François-Joseph Molitor, catholique et franc-maçon a reçu un apprentissage direct auprès de rabbins kabbalistes orthodoxes, lui apportant ainsi, selon János Darvas, une connaissance considérable pour un non juif. Membre fondateur de la Loge « l’Aurore naissante » à l’orient de Francfort sur le Main, dont les chefs furent en contact d’après Jean-Pascal Ruggiu et Nicolas Tereshchenko avec la toute première génération Martiniste, comme Louis Claude de Saint Martin et Rodolphe de Salzmann à Strasbourg, par l’intermédiaire des loges du Rite Ecossais Rectifié.

Dans le premier chapitre Molitor expose le fond de la tradition judaïque : Un des articles fondamentaux de la foi Judaïque, est qu’on a reçu de Moïse la Thorah ; qu’elle s’est transmise dans l’Eglise juive avec les autres livres canoniques sans aucune altération essentielle dans son contenu et dans sa forme. Dieu lui aurait en outre donné, pendant son séjour sur la montagne, une instruction toute particulière concernant la pratique et l’observation de la loi. La foi judaïque dit encore que l’Eglise et les prophètes avaient le droit de modifier et de développer les lois disciplinaires suivant les temps et les circonstances, mais toujours conformément à leur esprit primitif, sans néanmoins en faire aucune fondamentale. Tel était le pouvoir qu’ils tenaient de Dieu ; pouvoir qu’ils exercèrent réellement.

Le récit historique de la tradition orale est divisée en trois périodes : L’âge du Tohu, où le ciel et la terre ne faisait qu’un, l’âge de la loi, et la suite de la tradition à l’avènement du Messie. La lumière du monde que les patriarches avaient entrevue au désert sous la forme d’une colonne de feu, prit enfin la forme humaine pour glorifier l’humanité. Le Messie parut donc au milieu des siens, mais les siens ne le reçurent pas.

Il s’ensuit une réflexion sur la longue évolution des rapports entre le Judaïsme et les Chrétiens après le rejet et la crucifixion de l’homme-Dieu par ses propres enfants. Puis Molitor nous entretient de l’importance de la tradition juive par rapport au Christianisme : Le Christianisme possède donc de même que le Judaïsme deux espèces de tradition ; l’une écrite et l’autre orale ; deux enseignements, l’un dogmatique et l’autre mystique.

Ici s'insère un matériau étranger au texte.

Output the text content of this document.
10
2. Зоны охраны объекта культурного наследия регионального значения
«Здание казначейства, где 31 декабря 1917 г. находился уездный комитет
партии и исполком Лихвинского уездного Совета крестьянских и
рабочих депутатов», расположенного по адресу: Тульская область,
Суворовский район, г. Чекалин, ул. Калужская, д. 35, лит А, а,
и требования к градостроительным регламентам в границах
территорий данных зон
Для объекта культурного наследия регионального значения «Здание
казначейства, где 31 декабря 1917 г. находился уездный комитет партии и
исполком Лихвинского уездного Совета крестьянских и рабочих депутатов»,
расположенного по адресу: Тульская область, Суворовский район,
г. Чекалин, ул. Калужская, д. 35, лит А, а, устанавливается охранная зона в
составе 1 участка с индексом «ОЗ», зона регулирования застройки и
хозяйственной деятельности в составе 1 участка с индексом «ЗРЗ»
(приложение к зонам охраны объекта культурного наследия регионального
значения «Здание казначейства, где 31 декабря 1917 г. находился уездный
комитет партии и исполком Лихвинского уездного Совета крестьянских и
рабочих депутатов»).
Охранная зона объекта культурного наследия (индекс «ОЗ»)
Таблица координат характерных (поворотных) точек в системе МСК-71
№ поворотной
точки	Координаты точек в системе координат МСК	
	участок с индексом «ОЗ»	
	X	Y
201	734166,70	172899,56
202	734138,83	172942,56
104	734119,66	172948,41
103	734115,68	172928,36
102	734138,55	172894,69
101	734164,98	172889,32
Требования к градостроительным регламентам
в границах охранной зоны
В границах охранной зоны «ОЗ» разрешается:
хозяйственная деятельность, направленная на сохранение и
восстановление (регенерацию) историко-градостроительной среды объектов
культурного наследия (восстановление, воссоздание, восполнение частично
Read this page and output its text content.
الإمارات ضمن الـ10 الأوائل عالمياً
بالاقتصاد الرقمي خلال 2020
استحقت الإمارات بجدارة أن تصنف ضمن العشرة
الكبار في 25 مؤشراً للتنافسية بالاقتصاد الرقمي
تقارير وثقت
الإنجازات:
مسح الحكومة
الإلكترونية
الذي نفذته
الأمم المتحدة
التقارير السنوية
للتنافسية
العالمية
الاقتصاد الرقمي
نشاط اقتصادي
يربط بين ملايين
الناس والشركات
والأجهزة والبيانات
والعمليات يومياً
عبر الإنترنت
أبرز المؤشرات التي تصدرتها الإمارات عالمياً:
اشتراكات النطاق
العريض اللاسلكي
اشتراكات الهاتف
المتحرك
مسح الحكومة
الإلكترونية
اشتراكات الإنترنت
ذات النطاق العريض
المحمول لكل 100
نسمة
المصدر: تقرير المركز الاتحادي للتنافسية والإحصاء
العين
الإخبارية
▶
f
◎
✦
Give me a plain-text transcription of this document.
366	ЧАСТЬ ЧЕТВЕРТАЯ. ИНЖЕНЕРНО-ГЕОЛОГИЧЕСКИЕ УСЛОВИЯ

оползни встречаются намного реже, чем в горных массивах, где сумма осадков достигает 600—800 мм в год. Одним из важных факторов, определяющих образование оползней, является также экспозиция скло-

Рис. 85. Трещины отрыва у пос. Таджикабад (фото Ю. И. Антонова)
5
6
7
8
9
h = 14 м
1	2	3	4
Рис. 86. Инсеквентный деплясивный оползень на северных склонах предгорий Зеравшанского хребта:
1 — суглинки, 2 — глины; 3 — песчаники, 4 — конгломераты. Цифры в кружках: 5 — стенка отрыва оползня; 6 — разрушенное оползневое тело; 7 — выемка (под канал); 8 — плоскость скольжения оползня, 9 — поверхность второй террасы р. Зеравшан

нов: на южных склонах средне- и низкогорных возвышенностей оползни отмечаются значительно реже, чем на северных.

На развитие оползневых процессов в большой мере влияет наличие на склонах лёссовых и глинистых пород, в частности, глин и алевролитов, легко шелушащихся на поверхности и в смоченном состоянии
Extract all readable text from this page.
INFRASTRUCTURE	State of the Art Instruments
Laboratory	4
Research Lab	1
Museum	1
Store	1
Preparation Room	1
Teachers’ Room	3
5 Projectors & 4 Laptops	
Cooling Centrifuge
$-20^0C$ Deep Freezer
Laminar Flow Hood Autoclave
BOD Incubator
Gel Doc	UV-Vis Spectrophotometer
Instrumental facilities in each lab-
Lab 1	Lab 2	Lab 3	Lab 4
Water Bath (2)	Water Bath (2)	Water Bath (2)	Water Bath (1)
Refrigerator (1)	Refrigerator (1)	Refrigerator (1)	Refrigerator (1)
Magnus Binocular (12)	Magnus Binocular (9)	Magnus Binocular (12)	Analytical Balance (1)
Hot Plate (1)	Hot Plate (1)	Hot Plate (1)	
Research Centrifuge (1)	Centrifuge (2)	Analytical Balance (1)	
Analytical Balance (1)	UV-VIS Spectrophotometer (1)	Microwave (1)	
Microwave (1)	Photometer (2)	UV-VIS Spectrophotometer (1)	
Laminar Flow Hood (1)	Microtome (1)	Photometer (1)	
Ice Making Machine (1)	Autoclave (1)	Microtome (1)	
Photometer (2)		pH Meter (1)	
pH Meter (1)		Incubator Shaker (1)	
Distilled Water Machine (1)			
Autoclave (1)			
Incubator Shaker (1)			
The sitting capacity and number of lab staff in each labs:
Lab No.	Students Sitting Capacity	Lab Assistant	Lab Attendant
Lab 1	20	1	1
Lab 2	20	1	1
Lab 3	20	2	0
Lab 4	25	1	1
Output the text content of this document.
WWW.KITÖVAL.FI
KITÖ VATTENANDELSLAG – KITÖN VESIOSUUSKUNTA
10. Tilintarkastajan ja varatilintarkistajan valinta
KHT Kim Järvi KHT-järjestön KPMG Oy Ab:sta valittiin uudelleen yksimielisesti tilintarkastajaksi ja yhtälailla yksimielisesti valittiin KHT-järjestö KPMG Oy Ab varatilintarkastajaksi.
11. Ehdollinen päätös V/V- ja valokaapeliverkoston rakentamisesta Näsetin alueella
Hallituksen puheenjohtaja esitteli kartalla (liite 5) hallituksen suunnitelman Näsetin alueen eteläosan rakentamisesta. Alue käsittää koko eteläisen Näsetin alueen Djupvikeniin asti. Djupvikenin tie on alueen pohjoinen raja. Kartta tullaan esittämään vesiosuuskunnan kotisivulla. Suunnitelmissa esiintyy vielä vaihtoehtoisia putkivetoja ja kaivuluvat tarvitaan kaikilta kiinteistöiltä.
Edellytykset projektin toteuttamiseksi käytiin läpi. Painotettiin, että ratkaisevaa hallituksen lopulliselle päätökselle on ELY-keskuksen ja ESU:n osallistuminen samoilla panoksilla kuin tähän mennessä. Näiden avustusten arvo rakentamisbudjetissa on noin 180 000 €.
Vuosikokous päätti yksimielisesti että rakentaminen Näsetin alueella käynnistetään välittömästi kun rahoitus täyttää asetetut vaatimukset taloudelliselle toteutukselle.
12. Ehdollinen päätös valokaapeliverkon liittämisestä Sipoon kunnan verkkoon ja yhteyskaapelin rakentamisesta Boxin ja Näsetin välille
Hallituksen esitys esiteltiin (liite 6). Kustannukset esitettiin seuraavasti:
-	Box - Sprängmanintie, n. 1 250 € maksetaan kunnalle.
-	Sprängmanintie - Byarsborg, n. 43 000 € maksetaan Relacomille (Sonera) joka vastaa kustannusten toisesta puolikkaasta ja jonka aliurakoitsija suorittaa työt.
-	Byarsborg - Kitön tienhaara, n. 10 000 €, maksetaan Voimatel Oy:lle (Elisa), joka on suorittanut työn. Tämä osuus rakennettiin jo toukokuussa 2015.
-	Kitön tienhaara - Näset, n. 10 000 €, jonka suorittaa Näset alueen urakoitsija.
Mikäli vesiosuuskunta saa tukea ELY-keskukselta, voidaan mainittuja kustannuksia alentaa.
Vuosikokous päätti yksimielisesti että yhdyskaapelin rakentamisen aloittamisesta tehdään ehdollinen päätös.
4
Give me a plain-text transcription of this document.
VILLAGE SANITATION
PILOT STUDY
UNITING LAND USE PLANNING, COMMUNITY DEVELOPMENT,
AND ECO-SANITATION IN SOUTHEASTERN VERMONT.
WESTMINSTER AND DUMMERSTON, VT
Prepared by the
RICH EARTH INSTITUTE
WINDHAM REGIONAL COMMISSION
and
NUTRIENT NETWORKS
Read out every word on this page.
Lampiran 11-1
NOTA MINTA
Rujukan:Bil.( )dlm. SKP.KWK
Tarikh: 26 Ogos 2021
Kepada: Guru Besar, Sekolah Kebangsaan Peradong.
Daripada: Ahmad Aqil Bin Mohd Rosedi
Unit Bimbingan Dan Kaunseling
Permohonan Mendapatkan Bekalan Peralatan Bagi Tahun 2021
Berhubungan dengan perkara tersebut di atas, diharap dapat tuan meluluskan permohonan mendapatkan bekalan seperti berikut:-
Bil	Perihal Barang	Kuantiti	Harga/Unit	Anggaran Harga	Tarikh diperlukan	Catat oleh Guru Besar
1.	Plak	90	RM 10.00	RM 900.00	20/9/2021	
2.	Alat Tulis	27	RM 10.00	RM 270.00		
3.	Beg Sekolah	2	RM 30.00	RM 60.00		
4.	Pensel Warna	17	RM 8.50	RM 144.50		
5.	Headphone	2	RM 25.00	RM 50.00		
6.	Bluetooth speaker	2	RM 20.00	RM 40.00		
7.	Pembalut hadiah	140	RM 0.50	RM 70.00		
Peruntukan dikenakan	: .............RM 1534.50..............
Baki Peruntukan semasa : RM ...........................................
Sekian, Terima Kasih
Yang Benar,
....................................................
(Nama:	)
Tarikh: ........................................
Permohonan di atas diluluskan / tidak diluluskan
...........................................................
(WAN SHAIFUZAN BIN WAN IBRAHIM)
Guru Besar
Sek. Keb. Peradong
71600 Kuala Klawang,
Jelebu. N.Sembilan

Nous disions donc plus haut que la tradition Chrétienne se rattache à celles des juifs comme à un centre fondamental. Cette idée date de trop loin pour être une simple hypothèse ; nous la retrouvons déjà plus ou mois développés dans les écrits des premiers Pères de l’Eglise et des mystiques Chrétiens qui ont su pénétrer le sens profond du Judaïsme.

Gérard Van Rijnberk dans son œuvre sur Martines de Pasqually écrit une longue notice complémentaire sur le savant professeur Molitor ; Van Rijnberk cite de nombreux passages de la Philosophie de l’Histoire pour deux raisons :

1° Il est curieux que Molitor ne nomme pas Martines dans la première édition de 1827. Pourtant à cette époque déjà, il savait parfaitement qu’il était le fondateur des Elus Coens et il avait eu sous les yeux le Traité de la Réintégration dont le Prince Chrétien de Hesse-Darmstadt et le Baron Johan de Turckheim, tous deux Grands Profès comme lui, possédaient un exemplaire. Il faut remarquer aussi que Molitor s’obstine à parler des « Martinistes », même lorsqu’il s’agit évidemment, simplement et exclusivement des Elus Coens.

2° La thèse de Molitor que la Cabale juive est à la base de plusieurs doctrines mystiques et occultistes chrétiennes, sinon de toutes paraît incontestable. Son affirmation que Martines était un grand Cabaliste a été incriminée par M. Vulliaud.

Pour conclure, la réédition de ce livre d’une grande portée est d’un vif intérêt pour ceux qui veulent réfléchir sur la tradition, la Kabbale et sur les rapports millénaires entre le Judaïsme et le Christianisme.

Discussion :

On pourra être étonné par quelques pages consacrées au « peuple déicide ». Cela démontre qu’on peut être anti-sémite et s’intéresser à la cabale. D’autres exemples l’ont montré dans le passé. Pour autant, il ne faut commettre d’anachronisme historique même si la tragédie du XXème siècle nous oblige aujourd’hui à aborder ces sujets avec prudence et mesure.